Oil demand is not expected to peak before 2040, the Paris-based IEA said in its 2018 World Energy Outlook.

The IEA’s central scenario is for demand to grow by about 1 million barrels per day (MMbbl/d) on average every year to 2025, before settling at a steadier rate of 250,000 bbl/d to 2040 when it will peak at 106.3 MMbbl/d.

“In the New Policies Scenario, demand in 2040 has been revised up by more than 1 [MMbbl/d] compared with last year’s outlook largely because of faster near-term growth and changes to fuel efficiency policies in the United States,” the agency said.

The IEA believes there will be about 300 million electric vehicles on the road by 2040, no change on its estimate a year ago. But it now expects those vehicles will cut demand by 3.3 MMbbl/d, up from a previous estimated loss of 2.5 MMbbl/d in its last World Energy Outlook.

“... Efficiency measures are even more important to stem oil demand growth: improvements in the efficiency of the non-electric car fleet avoid over 9 [MMbbl/d] of oil demand in 2040,” the IEA said.

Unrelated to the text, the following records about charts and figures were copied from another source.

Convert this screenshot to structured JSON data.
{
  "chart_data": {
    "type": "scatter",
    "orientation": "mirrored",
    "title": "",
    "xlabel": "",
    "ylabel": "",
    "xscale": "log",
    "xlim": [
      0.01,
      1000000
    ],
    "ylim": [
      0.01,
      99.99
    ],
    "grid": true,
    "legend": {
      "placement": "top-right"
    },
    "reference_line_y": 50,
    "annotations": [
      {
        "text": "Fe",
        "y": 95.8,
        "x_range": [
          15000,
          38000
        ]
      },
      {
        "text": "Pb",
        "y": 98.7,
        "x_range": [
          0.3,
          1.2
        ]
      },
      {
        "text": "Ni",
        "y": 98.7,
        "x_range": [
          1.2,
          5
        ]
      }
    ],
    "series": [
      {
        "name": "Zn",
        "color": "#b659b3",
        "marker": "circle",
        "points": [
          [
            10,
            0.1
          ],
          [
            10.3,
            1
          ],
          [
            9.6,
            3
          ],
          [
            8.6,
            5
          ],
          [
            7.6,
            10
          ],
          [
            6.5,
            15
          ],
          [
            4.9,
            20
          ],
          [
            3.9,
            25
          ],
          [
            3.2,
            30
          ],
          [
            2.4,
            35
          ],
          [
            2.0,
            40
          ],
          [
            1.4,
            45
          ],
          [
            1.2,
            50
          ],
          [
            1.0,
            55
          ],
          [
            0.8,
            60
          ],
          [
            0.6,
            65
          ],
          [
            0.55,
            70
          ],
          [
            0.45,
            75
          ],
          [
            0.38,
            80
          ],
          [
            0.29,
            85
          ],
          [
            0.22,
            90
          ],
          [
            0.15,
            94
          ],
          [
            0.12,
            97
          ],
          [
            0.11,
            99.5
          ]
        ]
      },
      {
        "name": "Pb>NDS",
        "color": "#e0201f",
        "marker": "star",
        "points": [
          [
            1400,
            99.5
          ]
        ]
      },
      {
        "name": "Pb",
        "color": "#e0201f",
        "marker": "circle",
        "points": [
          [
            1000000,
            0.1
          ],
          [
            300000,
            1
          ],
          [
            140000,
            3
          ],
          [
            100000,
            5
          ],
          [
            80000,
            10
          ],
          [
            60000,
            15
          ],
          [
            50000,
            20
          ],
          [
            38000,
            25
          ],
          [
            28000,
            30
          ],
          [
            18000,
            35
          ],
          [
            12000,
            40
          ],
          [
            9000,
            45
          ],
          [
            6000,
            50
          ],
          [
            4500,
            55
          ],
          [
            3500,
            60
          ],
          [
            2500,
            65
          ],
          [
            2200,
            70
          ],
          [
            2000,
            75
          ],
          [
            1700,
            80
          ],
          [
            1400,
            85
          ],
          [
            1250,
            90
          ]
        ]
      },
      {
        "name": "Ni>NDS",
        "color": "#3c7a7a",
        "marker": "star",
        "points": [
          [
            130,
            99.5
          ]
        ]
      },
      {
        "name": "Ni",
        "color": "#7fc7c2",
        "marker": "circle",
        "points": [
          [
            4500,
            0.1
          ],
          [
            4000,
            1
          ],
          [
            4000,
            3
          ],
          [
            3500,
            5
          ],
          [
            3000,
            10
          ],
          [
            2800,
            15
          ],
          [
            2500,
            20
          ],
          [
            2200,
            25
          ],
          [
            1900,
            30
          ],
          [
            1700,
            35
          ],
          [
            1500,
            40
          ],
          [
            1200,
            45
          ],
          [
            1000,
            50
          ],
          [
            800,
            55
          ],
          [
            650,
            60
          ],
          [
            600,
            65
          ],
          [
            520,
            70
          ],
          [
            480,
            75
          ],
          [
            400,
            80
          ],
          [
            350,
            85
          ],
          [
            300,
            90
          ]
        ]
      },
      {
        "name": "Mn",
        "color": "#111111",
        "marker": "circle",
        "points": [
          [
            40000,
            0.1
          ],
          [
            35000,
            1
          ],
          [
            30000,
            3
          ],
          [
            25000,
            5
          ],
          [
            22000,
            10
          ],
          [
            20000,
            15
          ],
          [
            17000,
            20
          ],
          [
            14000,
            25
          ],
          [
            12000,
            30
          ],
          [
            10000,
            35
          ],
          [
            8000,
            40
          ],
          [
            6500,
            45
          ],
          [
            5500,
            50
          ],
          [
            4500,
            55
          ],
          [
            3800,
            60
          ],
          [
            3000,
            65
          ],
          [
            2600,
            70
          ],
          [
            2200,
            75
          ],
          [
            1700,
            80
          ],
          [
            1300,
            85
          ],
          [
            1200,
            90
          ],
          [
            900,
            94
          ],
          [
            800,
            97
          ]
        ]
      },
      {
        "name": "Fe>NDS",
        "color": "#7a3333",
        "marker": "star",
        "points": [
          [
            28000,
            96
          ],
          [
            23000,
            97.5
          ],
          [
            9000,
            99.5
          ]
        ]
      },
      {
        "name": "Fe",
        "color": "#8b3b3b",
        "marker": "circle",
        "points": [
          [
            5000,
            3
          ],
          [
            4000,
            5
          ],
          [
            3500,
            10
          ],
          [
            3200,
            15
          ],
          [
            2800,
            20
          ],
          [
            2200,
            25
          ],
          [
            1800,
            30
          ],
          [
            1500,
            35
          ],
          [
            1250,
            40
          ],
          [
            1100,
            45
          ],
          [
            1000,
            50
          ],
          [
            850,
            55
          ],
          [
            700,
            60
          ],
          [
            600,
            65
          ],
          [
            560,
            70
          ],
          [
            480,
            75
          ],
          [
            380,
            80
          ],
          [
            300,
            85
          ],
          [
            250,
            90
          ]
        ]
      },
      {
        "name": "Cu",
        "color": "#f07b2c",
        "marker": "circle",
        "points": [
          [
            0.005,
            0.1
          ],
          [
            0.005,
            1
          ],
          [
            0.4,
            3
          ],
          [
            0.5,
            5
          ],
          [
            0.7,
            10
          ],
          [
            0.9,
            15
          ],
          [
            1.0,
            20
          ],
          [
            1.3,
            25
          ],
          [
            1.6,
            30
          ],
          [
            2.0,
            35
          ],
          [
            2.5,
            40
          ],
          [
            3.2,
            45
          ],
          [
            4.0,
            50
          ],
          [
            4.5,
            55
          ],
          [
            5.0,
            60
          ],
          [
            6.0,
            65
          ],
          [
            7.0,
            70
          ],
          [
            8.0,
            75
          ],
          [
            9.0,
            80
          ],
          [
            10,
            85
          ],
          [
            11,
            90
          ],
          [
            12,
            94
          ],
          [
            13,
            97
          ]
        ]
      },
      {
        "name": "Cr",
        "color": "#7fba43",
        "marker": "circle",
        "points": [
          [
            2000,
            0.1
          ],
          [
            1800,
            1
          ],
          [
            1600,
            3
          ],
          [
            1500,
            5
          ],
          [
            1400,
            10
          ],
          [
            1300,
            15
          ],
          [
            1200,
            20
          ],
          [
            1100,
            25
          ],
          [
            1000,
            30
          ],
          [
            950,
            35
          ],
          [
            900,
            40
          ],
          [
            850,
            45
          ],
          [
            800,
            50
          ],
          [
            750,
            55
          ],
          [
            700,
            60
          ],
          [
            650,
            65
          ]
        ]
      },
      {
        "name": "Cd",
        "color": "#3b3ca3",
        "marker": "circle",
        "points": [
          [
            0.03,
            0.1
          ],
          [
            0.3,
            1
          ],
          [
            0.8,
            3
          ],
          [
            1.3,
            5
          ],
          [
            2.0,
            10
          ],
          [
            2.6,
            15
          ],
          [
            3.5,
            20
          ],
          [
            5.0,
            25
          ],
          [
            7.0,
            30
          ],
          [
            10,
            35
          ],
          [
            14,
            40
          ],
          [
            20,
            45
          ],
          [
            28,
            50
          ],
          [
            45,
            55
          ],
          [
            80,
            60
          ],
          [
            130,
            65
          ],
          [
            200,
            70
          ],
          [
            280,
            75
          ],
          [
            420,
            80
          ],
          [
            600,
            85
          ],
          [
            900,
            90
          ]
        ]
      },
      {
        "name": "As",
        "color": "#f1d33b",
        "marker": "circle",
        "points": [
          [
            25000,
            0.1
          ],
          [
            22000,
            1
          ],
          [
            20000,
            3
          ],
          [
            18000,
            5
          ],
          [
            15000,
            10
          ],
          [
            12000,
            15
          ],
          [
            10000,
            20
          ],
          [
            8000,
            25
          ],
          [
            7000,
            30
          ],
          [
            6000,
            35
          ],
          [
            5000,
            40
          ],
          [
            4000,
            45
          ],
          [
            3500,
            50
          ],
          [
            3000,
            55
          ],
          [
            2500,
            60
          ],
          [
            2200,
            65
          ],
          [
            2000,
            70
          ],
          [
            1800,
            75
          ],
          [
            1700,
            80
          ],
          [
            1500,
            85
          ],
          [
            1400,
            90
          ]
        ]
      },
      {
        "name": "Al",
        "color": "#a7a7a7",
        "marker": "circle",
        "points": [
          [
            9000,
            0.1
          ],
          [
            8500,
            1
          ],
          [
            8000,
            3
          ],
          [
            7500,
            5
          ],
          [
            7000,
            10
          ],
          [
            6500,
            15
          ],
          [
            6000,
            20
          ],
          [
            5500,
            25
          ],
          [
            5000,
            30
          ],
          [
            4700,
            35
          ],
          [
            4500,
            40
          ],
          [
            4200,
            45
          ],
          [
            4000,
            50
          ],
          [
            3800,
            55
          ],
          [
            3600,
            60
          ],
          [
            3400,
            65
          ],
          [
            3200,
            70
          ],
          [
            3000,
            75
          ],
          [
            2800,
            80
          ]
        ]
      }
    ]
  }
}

Oil demand for road transport is expected to reach 44.9 MMbbl/d by 2040, up from 41.2 MMbbl/d in 2017, while industrial and petrochemical demand is forecast to reach 23.3 MMbbl/d by 2040, from 17.8 MMbbl/d in 2017.

All global oil demand growth will stem from developing economies, led by China and India, while demand in advanced economies is expected to drop by more than 400,000 bbl/d on average each year to 2040, the IEA said.

The IEA, which advises Western governments on energy policy, maintained its forecast for the global car fleet to nearly double by 2040 from today, growing by 80% to 2 billion.

On the supply side, the U.S., already the world’s biggest producer, will dominate output growth to 2025, with an increase of 5.2 MMbbl/d, from current levels about 11.6 MMbbl/d.

From that point onwards, the IEA expects U.S. oil production to decline and the market share of the OPEC will climb to 45% by 2040, from closer to 30% today.

New sources of supply will be needed whether or not demand peaks, the agency said.

“The analysis shows oil consumption growing in coming decades, due to rising petrochemicals, trucking and aviation demand. But meeting this growth in the near term means that approvals of conventional oil projects need to double from their current low levels,” IEA director Fatih Birol said.

“Without such a pick-up in investment, U.S. shale production, which has already been expanding at record pace, would have to add more than 10 million bpd from today to 2025, the equivalent of adding another Russia to global supply in seven years—which would be an historically unprecedented feat.”